Die ARL gestaltet ihre Forschungsplanung zweistufig. Der auf zehn Jahre angelegte Orientierungsrahmen stellt die mittelfristigen Forschungsperspektiven der ARL dar, aktuell für die Jahre 2010-2020. Konkretisiert und ergänzt werden die Inhalte des Orientierungsrahmens durch die zweijährlichen Arbeitsprogramme bzw. Forschungsprogramme (ab 2015/2016).

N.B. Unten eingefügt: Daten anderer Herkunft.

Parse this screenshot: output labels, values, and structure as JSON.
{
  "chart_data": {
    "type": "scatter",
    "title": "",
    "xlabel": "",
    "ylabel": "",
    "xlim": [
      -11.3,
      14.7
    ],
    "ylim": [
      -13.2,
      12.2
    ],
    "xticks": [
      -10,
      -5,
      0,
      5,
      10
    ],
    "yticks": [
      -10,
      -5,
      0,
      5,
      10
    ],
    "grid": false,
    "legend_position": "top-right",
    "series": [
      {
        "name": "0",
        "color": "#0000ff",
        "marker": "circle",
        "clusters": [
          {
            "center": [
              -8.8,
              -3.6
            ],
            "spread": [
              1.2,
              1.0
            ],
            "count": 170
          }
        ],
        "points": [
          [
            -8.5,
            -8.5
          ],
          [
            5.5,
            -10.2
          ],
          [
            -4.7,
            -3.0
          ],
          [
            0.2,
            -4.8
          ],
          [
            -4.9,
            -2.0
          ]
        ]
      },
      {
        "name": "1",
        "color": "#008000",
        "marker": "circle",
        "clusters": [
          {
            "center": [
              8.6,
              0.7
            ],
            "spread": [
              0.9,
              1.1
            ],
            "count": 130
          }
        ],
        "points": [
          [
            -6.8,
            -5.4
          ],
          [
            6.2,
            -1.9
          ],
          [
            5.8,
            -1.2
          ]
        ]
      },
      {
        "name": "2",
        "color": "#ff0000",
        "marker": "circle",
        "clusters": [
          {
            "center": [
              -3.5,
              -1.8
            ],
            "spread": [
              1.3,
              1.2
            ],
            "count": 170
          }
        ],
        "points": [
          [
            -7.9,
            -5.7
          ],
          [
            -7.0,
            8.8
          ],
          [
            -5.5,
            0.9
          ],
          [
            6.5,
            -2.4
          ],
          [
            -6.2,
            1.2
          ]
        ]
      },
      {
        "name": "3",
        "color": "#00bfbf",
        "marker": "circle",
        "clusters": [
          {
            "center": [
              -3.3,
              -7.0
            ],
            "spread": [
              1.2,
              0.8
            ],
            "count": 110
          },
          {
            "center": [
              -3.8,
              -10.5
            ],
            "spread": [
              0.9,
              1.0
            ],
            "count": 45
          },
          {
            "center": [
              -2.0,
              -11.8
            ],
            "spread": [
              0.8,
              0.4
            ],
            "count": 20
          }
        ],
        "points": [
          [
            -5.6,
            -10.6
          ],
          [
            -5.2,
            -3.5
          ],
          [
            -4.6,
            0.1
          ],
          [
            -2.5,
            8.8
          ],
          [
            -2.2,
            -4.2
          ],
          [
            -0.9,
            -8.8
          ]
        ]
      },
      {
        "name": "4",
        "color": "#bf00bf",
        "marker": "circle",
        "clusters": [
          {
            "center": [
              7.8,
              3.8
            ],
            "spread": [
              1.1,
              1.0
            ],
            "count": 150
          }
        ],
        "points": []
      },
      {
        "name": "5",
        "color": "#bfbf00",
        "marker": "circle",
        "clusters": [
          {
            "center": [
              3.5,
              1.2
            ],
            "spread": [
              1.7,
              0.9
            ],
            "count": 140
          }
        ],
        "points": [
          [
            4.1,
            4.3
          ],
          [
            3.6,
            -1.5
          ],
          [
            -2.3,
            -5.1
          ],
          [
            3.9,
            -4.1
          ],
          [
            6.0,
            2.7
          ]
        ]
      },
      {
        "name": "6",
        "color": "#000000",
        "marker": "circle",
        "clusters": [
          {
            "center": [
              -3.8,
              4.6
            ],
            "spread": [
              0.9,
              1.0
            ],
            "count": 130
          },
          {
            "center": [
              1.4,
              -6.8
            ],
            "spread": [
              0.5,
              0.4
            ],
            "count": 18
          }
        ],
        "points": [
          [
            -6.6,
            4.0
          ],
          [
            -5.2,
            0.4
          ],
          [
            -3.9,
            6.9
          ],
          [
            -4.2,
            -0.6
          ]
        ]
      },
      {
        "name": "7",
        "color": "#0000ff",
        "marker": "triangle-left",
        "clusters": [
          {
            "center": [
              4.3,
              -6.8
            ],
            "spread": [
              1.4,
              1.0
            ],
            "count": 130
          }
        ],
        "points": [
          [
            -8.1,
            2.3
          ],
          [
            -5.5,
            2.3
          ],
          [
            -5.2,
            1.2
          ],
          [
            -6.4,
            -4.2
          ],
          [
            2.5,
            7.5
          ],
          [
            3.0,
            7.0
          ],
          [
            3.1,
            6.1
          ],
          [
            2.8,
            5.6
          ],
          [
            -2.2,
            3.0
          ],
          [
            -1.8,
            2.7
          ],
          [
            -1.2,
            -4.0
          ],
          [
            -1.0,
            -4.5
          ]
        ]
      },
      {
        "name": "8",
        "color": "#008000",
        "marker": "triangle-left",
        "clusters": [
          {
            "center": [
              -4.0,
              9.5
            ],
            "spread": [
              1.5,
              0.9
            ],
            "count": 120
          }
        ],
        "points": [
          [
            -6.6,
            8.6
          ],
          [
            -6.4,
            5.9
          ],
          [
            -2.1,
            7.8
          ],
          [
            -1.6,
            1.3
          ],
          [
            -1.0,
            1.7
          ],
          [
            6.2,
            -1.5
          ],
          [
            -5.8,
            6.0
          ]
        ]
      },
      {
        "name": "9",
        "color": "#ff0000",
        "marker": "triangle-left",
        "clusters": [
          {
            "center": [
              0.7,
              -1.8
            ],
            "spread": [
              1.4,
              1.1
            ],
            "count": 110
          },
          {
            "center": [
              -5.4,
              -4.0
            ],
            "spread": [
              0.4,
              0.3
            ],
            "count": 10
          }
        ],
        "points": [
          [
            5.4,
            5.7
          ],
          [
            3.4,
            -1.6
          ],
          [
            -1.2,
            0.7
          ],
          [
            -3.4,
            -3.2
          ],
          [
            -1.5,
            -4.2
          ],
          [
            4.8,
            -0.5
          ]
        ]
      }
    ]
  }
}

Um die Transparenz in der Forschungsplanung sicherzustellen, werden sowohl der Orientierungsrahmen als auch die Arbeits- bzw. Forschungsprogramme der ARL durch mehrstufige Diskursprozesse erarbeitet. Hierbei werden Vertreterinnen und Vertreter des Netzwerks sowie externe Expertinnen und Experten zu Workshops eingeladen, um über jeweilige Wissensstände, Forschungsbedarfe und mögliche Prioritätensetzungen zu diskutieren, thematische Schwerpunkte zu erkennen und zusätzlich wissenschaftlich und planungspolitisch zu fundieren. Die Ergebnisse dieser Workshops werden dann von der Geschäftsstelle aufgearbeitet und für die Programmplanung verwendet.

Diese Planungsdokumente bieten die Grundlage für die inhaltliche Ausgestaltung der Forschungsaktivitäten der ARL, insbesondere im Netzwerk. Die Einrichtung neuer Arbeitsgremien wird in der Regel von Mitgliedern der Akademie, weiteren im Netzwerk Mitwirkenden  sowie Mitarbeiter/innen der Geschäftsstelle angeregt. Zur Einreichung von Vorschlägen für neue Arbeitsgremien hat die ARL Hinweise erarbeitet. Auf Basis der eingereichten Vorschläge  und unter Berücksichtigung der Programmkompatibilität sowie weiteren Kriterien wie Aktualität entscheidet das Präsidium über die Einrichtung einzelner Arbeitsgremien. en.  Drei- bis vierköpfige Kerngruppen erarbeiten daraufhin Forschungsskizzen, die Ziele, Aufgaben, Inhalte und anvisierte Produkte des Arbeitsgremiums spezifizieren und als Grundlage für die transparente Besetzung der Arbeitsgremien durch „Calls for Membership“ dienen. Auftaktgespräche des Generalsekretärs mit den Gremienleiterinnen und -leitern stellen die Kohärenz der Themen und angestrebten Produkte sicher.